Elles se changent en chien, en souris, en mouche même, au besoin.
Puis vite un enchantement ; et les gardiens s’endorment. On n’en
finirait pas à décrire toutes les surprises imaginées par ces infernales
créatures pour en venir à leurs fins. Notez que, pour salaire, on n’offre
guère plus de quatre à six pièces d’or à qui se charge de ce périlleux
service. Ah ! j’oubliais : le gardien, dans le cas où le corps ne serait
pas retrouvé le matin dans son entier, est tenu de remplacer ce qui
manque, pièce pour pièce, avec la chair de sa propre face.
Ainsi renseigné, je prends mon courage à deux mains ; je vais droit
au crieur, et lui dis : Ménagez vos poumons ; voici le gardien tout
trouvé ; voyons le prix.

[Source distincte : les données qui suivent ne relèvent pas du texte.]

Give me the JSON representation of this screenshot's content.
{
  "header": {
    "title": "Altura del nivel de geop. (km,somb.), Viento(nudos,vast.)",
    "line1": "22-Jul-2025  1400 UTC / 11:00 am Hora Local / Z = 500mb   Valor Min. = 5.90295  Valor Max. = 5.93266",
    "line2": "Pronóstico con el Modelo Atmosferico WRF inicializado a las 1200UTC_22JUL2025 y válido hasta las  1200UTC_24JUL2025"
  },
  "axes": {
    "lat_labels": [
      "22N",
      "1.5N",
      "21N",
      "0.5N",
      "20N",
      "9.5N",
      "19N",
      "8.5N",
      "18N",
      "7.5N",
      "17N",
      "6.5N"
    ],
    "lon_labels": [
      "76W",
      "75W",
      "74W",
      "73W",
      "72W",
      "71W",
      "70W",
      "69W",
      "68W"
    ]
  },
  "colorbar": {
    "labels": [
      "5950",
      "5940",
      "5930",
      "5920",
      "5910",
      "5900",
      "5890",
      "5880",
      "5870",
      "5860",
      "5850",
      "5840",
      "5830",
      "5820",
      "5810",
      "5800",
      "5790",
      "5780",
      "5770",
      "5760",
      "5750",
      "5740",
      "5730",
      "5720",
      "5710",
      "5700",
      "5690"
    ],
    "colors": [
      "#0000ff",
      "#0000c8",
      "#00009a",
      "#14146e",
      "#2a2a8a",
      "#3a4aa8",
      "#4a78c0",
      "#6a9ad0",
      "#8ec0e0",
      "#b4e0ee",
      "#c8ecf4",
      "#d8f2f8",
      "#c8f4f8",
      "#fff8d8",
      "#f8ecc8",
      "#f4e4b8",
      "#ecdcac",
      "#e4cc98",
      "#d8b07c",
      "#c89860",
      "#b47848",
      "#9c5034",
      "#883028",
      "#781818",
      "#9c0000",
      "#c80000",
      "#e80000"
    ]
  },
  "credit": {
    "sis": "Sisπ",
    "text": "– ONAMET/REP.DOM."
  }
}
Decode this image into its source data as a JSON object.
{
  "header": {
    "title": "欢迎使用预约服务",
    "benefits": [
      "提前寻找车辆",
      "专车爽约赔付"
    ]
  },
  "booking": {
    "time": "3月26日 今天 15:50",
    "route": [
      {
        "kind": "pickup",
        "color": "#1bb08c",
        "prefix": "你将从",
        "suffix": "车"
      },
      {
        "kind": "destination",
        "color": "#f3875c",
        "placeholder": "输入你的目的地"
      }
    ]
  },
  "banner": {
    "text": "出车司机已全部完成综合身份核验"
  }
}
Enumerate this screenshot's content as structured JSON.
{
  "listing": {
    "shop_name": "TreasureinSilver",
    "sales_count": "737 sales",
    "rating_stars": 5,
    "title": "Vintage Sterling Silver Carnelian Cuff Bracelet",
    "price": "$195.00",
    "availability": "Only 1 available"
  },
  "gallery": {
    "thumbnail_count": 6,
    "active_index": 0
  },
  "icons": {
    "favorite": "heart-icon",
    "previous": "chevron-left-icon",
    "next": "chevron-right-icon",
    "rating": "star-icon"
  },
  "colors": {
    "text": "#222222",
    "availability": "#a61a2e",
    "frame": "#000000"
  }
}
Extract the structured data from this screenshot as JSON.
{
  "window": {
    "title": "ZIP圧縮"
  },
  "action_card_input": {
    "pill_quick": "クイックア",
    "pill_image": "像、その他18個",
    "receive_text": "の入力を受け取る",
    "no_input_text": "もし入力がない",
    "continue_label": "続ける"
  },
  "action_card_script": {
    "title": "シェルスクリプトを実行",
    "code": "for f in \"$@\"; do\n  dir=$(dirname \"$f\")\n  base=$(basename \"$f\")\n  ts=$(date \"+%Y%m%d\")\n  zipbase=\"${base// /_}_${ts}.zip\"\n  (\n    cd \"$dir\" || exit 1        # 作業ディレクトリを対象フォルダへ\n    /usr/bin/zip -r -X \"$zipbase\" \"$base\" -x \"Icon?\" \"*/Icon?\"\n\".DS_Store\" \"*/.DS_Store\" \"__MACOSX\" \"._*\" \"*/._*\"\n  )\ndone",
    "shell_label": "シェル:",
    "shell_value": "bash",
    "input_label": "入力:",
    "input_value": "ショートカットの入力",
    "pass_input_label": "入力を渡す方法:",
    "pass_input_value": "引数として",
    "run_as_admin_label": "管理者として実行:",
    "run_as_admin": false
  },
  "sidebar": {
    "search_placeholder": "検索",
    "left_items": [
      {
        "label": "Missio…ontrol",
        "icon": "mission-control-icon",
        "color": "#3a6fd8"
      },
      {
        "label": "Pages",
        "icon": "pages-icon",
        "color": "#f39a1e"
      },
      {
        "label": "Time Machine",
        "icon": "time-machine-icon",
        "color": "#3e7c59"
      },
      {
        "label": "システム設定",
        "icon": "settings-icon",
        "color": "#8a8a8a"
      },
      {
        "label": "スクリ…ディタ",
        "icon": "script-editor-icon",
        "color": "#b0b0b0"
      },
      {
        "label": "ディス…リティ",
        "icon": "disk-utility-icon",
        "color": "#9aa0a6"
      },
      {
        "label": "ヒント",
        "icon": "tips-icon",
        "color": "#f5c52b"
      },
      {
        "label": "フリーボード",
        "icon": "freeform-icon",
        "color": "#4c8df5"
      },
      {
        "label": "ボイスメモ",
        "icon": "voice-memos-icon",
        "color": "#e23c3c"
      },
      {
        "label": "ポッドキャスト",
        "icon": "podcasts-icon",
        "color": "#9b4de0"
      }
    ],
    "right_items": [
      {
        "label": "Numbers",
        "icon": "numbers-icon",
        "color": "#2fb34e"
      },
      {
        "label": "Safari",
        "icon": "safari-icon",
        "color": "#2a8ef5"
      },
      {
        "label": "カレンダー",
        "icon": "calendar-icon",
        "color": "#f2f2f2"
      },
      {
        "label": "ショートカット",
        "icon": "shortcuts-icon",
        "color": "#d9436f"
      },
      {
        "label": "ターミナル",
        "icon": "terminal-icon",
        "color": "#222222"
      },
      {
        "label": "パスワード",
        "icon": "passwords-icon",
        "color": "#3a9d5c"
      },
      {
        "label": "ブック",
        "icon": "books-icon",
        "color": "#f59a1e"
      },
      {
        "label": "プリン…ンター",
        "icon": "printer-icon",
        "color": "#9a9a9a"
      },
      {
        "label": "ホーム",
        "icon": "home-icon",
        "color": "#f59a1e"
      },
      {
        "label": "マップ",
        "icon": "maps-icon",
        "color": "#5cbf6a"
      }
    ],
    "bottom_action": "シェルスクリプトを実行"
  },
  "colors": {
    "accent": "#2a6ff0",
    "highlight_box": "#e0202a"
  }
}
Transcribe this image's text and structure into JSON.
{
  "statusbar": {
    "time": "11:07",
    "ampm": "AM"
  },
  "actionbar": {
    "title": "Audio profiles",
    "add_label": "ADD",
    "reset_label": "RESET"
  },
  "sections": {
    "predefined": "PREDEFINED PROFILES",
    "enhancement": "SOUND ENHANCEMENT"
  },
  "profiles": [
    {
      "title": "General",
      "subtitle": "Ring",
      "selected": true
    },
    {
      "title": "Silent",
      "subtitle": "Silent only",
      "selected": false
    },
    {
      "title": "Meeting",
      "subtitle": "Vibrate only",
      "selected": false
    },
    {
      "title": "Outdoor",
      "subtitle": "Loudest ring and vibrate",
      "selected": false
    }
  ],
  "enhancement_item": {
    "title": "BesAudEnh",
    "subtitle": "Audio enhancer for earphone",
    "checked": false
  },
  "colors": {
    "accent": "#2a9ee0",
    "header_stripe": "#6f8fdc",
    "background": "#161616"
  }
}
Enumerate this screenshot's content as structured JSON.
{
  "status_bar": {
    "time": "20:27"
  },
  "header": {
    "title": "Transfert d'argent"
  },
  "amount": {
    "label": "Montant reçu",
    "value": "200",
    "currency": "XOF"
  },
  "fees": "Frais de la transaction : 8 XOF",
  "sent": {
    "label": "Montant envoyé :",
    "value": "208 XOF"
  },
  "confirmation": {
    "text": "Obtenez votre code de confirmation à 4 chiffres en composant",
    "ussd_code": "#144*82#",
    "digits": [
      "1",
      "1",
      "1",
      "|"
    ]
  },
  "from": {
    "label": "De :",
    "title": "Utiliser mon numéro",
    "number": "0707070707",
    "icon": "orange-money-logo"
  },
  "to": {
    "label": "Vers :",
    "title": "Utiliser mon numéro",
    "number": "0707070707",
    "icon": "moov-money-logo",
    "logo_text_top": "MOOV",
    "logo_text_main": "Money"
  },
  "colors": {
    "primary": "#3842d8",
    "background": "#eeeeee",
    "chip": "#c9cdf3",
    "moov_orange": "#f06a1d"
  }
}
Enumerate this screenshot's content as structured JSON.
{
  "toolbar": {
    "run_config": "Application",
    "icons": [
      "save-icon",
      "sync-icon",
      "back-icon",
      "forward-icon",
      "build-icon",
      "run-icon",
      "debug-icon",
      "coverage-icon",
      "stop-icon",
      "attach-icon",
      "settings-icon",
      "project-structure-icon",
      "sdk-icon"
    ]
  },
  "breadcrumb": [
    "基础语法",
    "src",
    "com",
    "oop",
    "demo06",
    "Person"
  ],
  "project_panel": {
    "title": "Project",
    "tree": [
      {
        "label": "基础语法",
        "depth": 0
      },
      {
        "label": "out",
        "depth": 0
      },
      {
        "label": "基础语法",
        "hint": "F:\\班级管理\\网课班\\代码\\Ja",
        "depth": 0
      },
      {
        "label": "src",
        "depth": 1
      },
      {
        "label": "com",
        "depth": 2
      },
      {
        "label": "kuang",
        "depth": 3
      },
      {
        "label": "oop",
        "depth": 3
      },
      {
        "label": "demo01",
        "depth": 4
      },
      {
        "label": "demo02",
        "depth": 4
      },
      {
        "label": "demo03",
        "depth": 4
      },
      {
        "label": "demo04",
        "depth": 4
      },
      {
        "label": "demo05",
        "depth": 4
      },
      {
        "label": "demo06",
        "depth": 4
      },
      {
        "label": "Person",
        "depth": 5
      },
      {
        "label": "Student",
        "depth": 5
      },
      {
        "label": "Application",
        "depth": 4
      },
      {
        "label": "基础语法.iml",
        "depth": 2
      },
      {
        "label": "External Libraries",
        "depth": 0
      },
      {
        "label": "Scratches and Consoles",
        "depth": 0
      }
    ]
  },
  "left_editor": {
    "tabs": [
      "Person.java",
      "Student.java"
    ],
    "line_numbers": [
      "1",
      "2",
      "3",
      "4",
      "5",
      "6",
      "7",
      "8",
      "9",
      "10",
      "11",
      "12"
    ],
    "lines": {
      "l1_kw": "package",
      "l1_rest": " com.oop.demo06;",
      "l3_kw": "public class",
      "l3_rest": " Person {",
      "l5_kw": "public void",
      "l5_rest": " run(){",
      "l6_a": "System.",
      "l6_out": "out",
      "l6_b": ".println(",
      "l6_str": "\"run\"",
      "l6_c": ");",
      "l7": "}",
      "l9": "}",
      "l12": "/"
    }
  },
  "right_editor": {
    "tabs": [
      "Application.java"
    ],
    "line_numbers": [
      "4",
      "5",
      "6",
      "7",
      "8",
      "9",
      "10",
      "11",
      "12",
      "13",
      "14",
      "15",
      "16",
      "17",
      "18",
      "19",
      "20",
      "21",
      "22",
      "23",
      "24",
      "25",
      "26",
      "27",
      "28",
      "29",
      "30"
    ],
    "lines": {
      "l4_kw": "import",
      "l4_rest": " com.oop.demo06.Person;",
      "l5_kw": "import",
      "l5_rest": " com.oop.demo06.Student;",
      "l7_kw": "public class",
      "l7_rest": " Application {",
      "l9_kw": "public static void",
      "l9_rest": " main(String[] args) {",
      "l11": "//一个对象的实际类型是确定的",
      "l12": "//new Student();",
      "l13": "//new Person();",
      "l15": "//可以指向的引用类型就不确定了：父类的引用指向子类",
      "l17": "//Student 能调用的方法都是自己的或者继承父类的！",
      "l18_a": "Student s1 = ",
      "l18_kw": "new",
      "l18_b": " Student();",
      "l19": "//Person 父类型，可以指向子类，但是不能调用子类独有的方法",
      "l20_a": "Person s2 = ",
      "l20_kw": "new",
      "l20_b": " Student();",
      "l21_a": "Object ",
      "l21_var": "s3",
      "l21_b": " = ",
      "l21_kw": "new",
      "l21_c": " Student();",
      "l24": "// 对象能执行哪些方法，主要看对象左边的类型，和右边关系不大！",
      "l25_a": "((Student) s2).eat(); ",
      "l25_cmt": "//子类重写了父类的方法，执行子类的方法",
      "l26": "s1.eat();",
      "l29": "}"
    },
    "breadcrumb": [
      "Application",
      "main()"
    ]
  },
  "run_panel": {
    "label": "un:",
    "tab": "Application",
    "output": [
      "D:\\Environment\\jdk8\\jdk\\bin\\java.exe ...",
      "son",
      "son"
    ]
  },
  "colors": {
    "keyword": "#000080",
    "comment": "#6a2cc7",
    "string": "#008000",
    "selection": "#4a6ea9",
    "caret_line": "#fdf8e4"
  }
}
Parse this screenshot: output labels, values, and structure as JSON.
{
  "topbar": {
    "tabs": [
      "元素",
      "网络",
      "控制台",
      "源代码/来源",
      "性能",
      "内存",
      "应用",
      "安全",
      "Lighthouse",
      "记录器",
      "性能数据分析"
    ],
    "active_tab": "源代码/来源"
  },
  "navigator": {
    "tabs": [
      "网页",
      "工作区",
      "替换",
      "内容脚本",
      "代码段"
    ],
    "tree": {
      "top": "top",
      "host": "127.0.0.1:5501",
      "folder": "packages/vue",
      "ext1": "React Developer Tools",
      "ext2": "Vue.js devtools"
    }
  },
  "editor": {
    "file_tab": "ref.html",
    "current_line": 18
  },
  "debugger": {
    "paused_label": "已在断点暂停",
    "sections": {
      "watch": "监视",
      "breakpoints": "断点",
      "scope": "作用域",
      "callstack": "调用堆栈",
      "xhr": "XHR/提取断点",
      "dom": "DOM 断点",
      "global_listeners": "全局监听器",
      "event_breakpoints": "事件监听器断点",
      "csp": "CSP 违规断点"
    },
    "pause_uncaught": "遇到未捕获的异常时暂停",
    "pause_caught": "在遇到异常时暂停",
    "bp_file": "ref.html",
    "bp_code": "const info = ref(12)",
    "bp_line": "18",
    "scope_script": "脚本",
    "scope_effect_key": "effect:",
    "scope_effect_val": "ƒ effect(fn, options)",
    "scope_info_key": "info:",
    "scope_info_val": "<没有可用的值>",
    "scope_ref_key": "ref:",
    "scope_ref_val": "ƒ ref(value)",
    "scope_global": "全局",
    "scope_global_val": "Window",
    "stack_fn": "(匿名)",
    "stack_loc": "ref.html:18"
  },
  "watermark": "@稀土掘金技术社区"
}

On vous donnera mille écus, dit-il ; mais,
mon gaillard, songez-y bien, le mort est le fils d’un des premiers de la
ville. Faites bonne garde au moins contre ces détestables harpies.
Bagatelle ! recommandation inutile ! répondis-je ; je suis un corps de
fer, et, pour la vigilance, un Lyncée, un Argus ; des yeux partout.
J’avais à peine fini, qu’il me conduit à une maison dont les principales
issues étaient fermées. Nous entrons par une petite porte de derrière,
et j’arrive à un appartement dont tous les jours interceptés excluaient
la lumière du dehors, et où pourtant je parvins à apercevoir une femme
éplorée, et en deuil des pieds à la tête. Voici, dit mon guide en
s’approchant, un homme résolu qui s’engage à garder le corps de votre
époux. À ces mots, la dame écarte ses cheveux des deux côtés de son
visage, dont la beauté me frappa au milieu de ses larmes ; et arrêtant
ses regards sur moi : Vous savez, dit-elle, ce que votre tâche exige de
surveillance. Soyez sans inquiétude, repris-je, pourvu que j’aie un
supplément de prix raisonnable.
Elle y consent, et, se levant aussitôt, me conduit dans une autre
chambre. Là se trouvait le corps du défunt, recouvert d’un linceul
éclatant. Elle le découvre en présence de sept personnes appelées
comme témoins ; et, à cette vue, ses larmes recommencent à couler.